The question then becomes, where should a sophisticated investor look in order to produce compelling risk-adjusted returns in the Psychedelic Therapeutics space? In most frontier markets that Valhalla and its partners have participated in or observed, there is a clear tendency toward the development of a herd mentality. Many market participants ultimately end up chasing the same, often illusory, holy grail of a solution to the market’s pain points.

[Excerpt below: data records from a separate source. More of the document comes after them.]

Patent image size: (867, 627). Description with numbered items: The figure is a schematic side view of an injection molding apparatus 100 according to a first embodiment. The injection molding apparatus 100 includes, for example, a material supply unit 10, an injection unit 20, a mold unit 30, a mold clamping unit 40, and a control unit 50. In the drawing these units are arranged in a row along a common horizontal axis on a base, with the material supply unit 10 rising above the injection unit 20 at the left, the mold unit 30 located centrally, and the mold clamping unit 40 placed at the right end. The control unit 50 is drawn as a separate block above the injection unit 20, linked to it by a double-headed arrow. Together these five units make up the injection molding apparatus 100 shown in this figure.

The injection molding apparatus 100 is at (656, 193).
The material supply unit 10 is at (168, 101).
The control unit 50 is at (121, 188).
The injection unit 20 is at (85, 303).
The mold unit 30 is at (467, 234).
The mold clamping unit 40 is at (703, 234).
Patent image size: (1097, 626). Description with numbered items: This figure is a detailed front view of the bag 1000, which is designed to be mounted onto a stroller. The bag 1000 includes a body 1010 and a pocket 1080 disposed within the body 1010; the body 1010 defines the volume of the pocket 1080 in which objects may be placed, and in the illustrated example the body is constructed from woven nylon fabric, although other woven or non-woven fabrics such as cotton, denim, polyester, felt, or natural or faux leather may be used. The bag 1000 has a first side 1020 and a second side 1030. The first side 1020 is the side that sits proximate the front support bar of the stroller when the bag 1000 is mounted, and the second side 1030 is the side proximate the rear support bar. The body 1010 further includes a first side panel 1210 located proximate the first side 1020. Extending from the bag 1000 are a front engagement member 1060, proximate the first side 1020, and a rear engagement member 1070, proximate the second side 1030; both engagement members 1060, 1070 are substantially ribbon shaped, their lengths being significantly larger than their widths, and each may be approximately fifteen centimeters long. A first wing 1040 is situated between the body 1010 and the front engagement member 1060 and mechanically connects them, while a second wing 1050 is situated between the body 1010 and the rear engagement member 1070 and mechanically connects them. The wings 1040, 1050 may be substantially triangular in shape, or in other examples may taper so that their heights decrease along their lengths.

When everyone else is going right, you usually will do better off by hanging a left. So in today’s Psychedelic Therapeutics market where the vast majority of participants are currently chasing the holy grail of winning patents on classical psychedelic compounds such as psilocybin, LSD, and MDMA, and where many companies are focused on single-asset models with a correspondingly high risk of failing clinical trials, it would be a wise strategy to pick the opposite direction and bet behind companies that are pursuing truly unique and competitively differentiated intellectual property, especially relating to the development of non-psychoactive formulations of classical psychedelic compounds.
This criteria alone narrows the field of potential targets to a small handful of companies including Delix, Terran Biosciences, and CaaMTech. Additional criteria for refining the universe of investable companies in the space are a platform-based approach (atai, MindMed, and Terran), as well as companies with meaningful partnerships with established incumbents in the Pharmaceutical space.
Valhalla is optimistic that the companies putting in the work on the hard science required to develop safe and effective psychedelic therapeutics will yield incredible breakthroughs that will alter the arc of the global mental health crisis for the better. However in a market dominated by hype and increasing competition, investors should allocate intelligently and conduct rigorous diligence in order to distil the signal from the noise.